The logic behind the 2015 forecast seemed compelling: E-commerce software made it easy for B2B buyers to research, evaluate, select, and purchase goods and services for their companies. But the failure of B2B e-commerce technologies and sales enablement technologies to deliver massive cuts in B2B sales jobs provides reasons to be skeptical about claims of massive job losses due to automation and artificial intelligence.
What lessons can we draw from automation’s impact related to our 2015 forecast to help shed new light on where automation will or won’t create job losses? Here are a few:
- Higher-salary jobs with complex skills are hard to replace. Most analyses of the impact of automation on jobs in the US operate at the occupation level, but the actual work involved can be more complex and varied than the job description. What happened: Managerial jobs grew; service-related sales jobs increased; and goods-related sales jobs fell slightly. The biggest decline in B2B sales jobs occurred in low-salary telemarketing jobs.

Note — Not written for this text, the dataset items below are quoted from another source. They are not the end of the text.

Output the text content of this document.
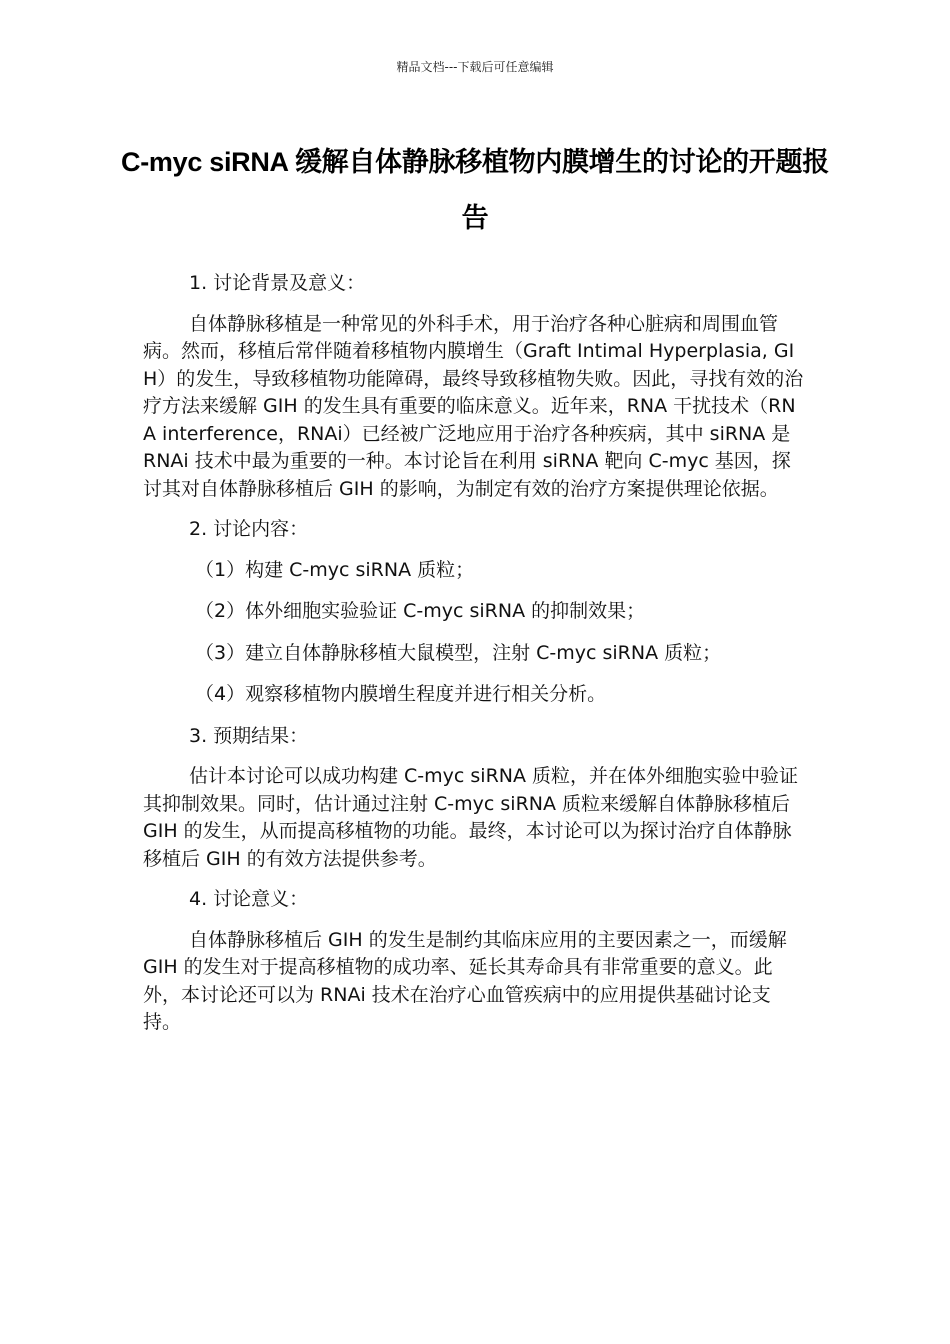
精品文档---下载后可任意编辑
C-myc siRNA 缓解自体静脉移植物内膜增生的讨论的开题报告

1. 讨论背景及意义：

自体静脉移植是一种常见的外科手术，用于治疗各种心脏病和周围血管病。然而，移植后常伴随着移植物内膜增生（Graft Intimal Hyperplasia, GIH）的发生，导致移植物功能障碍，最终导致移植物失败。因此，寻找有效的治疗方法来缓解 GIH 的发生具有重要的临床意义。近年来，RNA 干扰技术（RNA interference，RNAi）已经被广泛地应用于治疗各种疾病，其中 siRNA 是 RNAi 技术中最为重要的一种。本讨论旨在利用 siRNA 靶向 C-myc 基因，探讨其对自体静脉移植后 GIH 的影响，为制定有效的治疗方案提供理论依据。

2. 讨论内容：

（1）构建 C-myc siRNA 质粒；

（2）体外细胞实验验证 C-myc siRNA 的抑制效果；

（3）建立自体静脉移植大鼠模型，注射 C-myc siRNA 质粒；

（4）观察移植物内膜增生程度并进行相关分析。

3. 预期结果：

估计本讨论可以成功构建 C-myc siRNA 质粒，并在体外细胞实验中验证其抑制效果。同时，估计通过注射 C-myc siRNA 质粒来缓解自体静脉移植后 GIH 的发生，从而提高移植物的功能。最终，本讨论可以为探讨治疗自体静脉移植后 GIH 的有效方法提供参考。

4. 讨论意义：

自体静脉移植后 GIH 的发生是制约其临床应用的主要因素之一，而缓解 GIH 的发生对于提高移植物的成功率、延长其寿命具有非常重要的意义。此外，本讨论还可以为 RNAi 技术在治疗心血管疾病中的应用提供基础讨论支持。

- Growing industries are less likely to lay off workers. Industries that are experiencing strong growth are less likely to lay off workers than industries facing revenue pressure. When we looked back at the industry mix for each sales occupation, we found that the wholesale industry had big losses in sales-rep job loss. That industry experienced almost no growth in jobs as a result of the rise of B2C e-commerce and the resulting disintermediation of wholesalers. But other industries did experience growth, and they expanded their B2B sales reps.
- Services industries are expanding their share of the economy and need to add jobs. Our forecast failed to account for the accelerating growth of business purchases of services. It also assumed that e-commerce sales applications would work as well for the selling of services as they did for the selling of goods. The US economy is shifting from goods to services; B2B sales of professional and outsourcing services differ from goods sales.

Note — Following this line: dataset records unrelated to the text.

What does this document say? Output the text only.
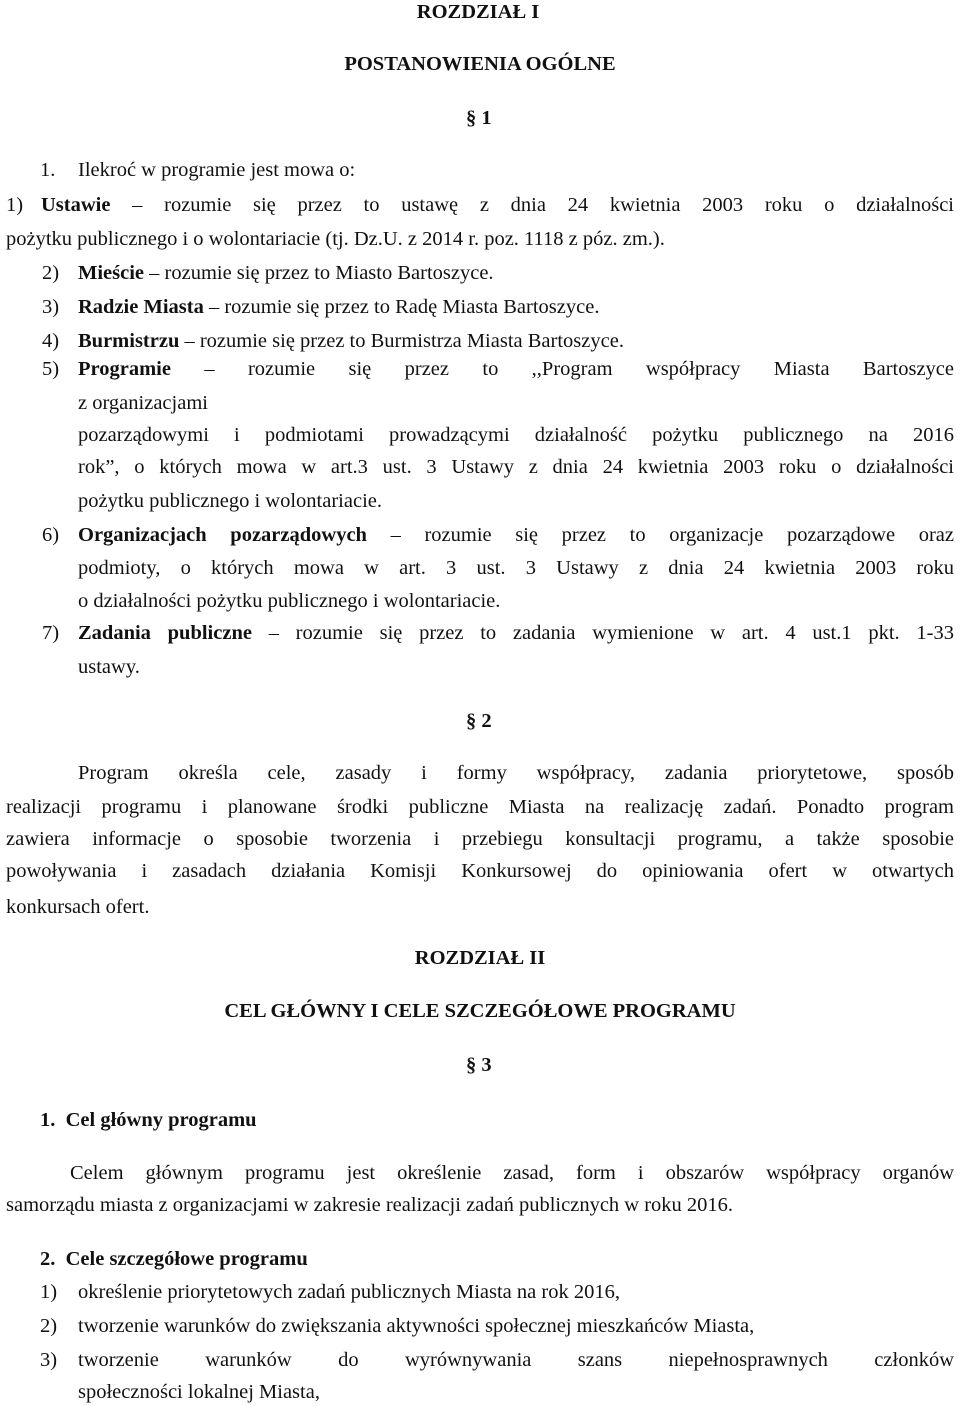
ROZDZIAŁ I
POSTANOWIENIA OGÓLNE
§ 1
1. Ilekroć w programie jest mowa o:
1) Ustawie – rozumie się przez to ustawę z dnia 24 kwietnia 2003 roku o działalności
pożytku publicznego i o wolontariacie (tj. Dz.U. z 2014 r. poz. 1118 z póz. zm.).
2) Mieście – rozumie się przez to Miasto Bartoszyce.
3) Radzie Miasta – rozumie się przez to Radę Miasta Bartoszyce.
4) Burmistrzu – rozumie się przez to Burmistrza Miasta Bartoszyce.
5) Programie – rozumie się przez to ,,Program współpracy Miasta Bartoszyce
z organizacjami
pozarządowymi i podmiotami prowadzącymi działalność pożytku publicznego na 2016
rok”, o których mowa w art.3 ust. 3 Ustawy z dnia 24 kwietnia 2003 roku o działalności
pożytku publicznego i wolontariacie.
6) Organizacjach pozarządowych – rozumie się przez to organizacje pozarządowe oraz
podmioty, o których mowa w art. 3 ust. 3 Ustawy z dnia 24 kwietnia 2003 roku
o działalności pożytku publicznego i wolontariacie.
7) Zadania publiczne – rozumie się przez to zadania wymienione w art. 4 ust.1 pkt. 1-33
ustawy.
§ 2
Program określa cele, zasady i formy współpracy, zadania priorytetowe, sposób
realizacji programu i planowane środki publiczne Miasta na realizację zadań. Ponadto program
zawiera informacje o sposobie tworzenia i przebiegu konsultacji programu, a także sposobie
powoływania i zasadach działania Komisji Konkursowej do opiniowania ofert w otwartych
konkursach ofert.
ROZDZIAŁ II
CEL GŁÓWNY I CELE SZCZEGÓŁOWE PROGRAMU
§ 3
1.  Cel główny programu
Celem głównym programu jest określenie zasad, form i obszarów współpracy organów
samorządu miasta z organizacjami w zakresie realizacji zadań publicznych w roku 2016.
2.  Cele szczegółowe programu
1) określenie priorytetowych zadań publicznych Miasta na rok 2016,
2) tworzenie warunków do zwiększania aktywności społecznej mieszkańców Miasta,
3) tworzenie warunków do wyrównywania szans niepełnosprawnych członków
społeczności lokalnej Miasta,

- Adoption of automation software technology is often uneven by industry. For any process-automation technology to have an impact of jobs, it has to be adopted and implemented. But different industries’ spending on technology varies widely, with some industries having large and growing software spending and others having small and flat or shrinking software spending. And spending on software turns out to have a very loose correlation with job gains or losses.

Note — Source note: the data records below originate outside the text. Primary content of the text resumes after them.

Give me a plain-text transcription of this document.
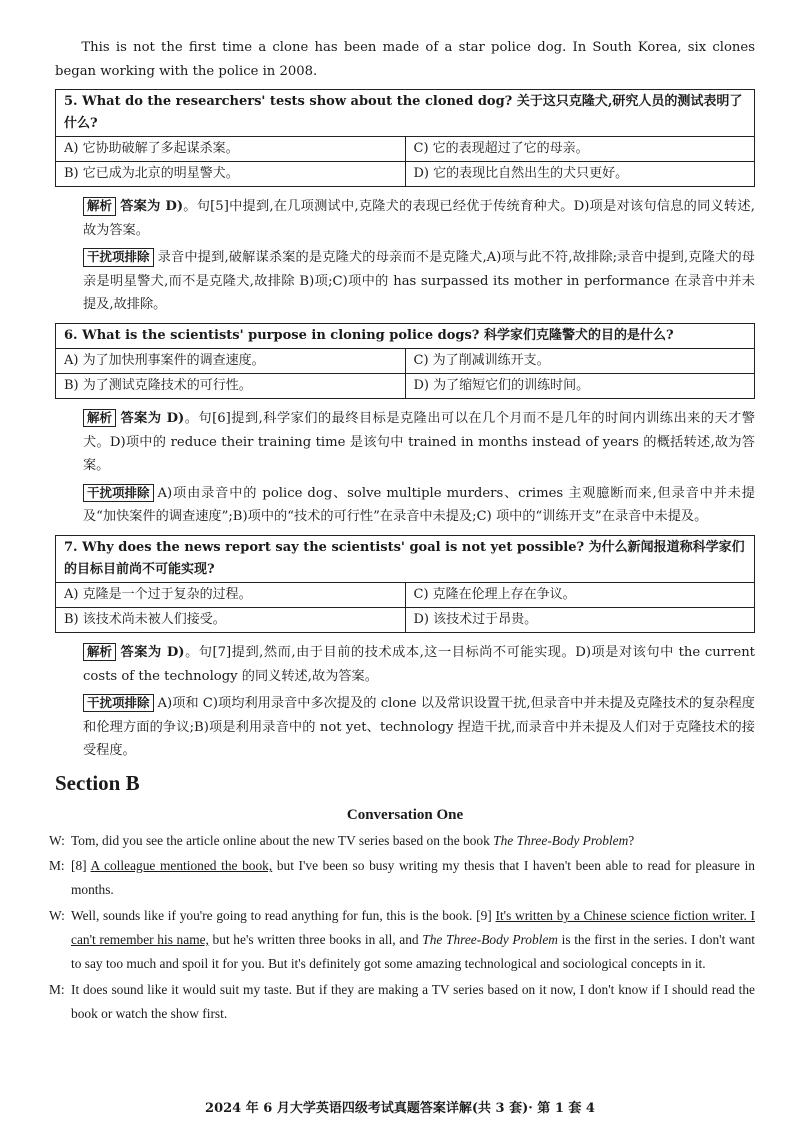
This is not the first time a clone has been made of a star police dog. In South Korea, six clones began working with the police in 2008.

5. What do the researchers' tests show about the cloned dog? 关于这只克隆犬,研究人员的测试表明了什么?	
A) 它协助破解了多起谋杀案。	C) 它的表现超过了它的母亲。
B) 它已成为北京的明星警犬。	D) 它的表现比自然出生的犬只更好。

解析 答案为 D)。句[5]中提到,在几项测试中,克隆犬的表现已经优于传统育种犬。D)项是对该句信息的同义转述,故为答案。

干扰项排除 录音中提到,破解谋杀案的是克隆犬的母亲而不是克隆犬,A)项与此不符,故排除;录音中提到,克隆犬的母亲是明星警犬,而不是克隆犬,故排除 B)项;C)项中的 has surpassed its mother in performance 在录音中并未提及,故排除。

6. What is the scientists' purpose in cloning police dogs? 科学家们克隆警犬的目的是什么?	
A) 为了加快刑事案件的调查速度。	C) 为了削减训练开支。
B) 为了测试克隆技术的可行性。	D) 为了缩短它们的训练时间。

解析 答案为 D)。句[6]提到,科学家们的最终目标是克隆出可以在几个月而不是几年的时间内训练出来的天才警犬。D)项中的 reduce their training time 是该句中 trained in months instead of years 的概括转述,故为答案。

干扰项排除 A)项由录音中的 police dog、solve multiple murders、crimes 主观臆断而来,但录音中并未提及“加快案件的调查速度”;B)项中的“技术的可行性”在录音中未提及;C) 项中的“训练开支”在录音中未提及。

7. Why does the news report say the scientists' goal is not yet possible? 为什么新闻报道称科学家们的目标目前尚不可能实现?	
A) 克隆是一个过于复杂的过程。	C) 克隆在伦理上存在争议。
B) 该技术尚未被人们接受。	D) 该技术过于昂贵。

解析 答案为 D)。句[7]提到,然而,由于目前的技术成本,这一目标尚不可能实现。D)项是对该句中 the current costs of the technology 的同义转述,故为答案。

干扰项排除 A)项和 C)项均利用录音中多次提及的 clone 以及常识设置干扰,但录音中并未提及克隆技术的复杂程度和伦理方面的争议;B)项是利用录音中的 not yet、technology 捏造干扰,而录音中并未提及人们对于克隆技术的接受程度。

Section B
Conversation One
W: Tom, did you see the article online about the new TV series based on the book The Three-Body Problem?
M: [8] A colleague mentioned the book, but I've been so busy writing my thesis that I haven't been able to read for pleasure in months.
W: Well, sounds like if you're going to read anything for fun, this is the book. [9] It's written by a Chinese science fiction writer. I can't remember his name, but he's written three books in all, and The Three-Body Problem is the first in the series. I don't want to say too much and spoil it for you. But it's definitely got some amazing technological and sociological concepts in it.
M: It does sound like it would suit my taste. But if they are making a TV series based on it now, I don't know if I should read the book or watch the show first.
2024 年 6 月大学英语四级考试真题答案详解(共 3 套)· 第 1 套 4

Moving forward, we should use caution in expecting newer process-automation technologies (AI, robotic process automation) to have bigger impacts on productivity, costs, and jobs than earlier technologies. To move in the right direction, companies should focus on effectiveness gains from data automation (providing the right data to the right people when they need it) rather than necessarily expecting efficiency or productivity gains from process automation.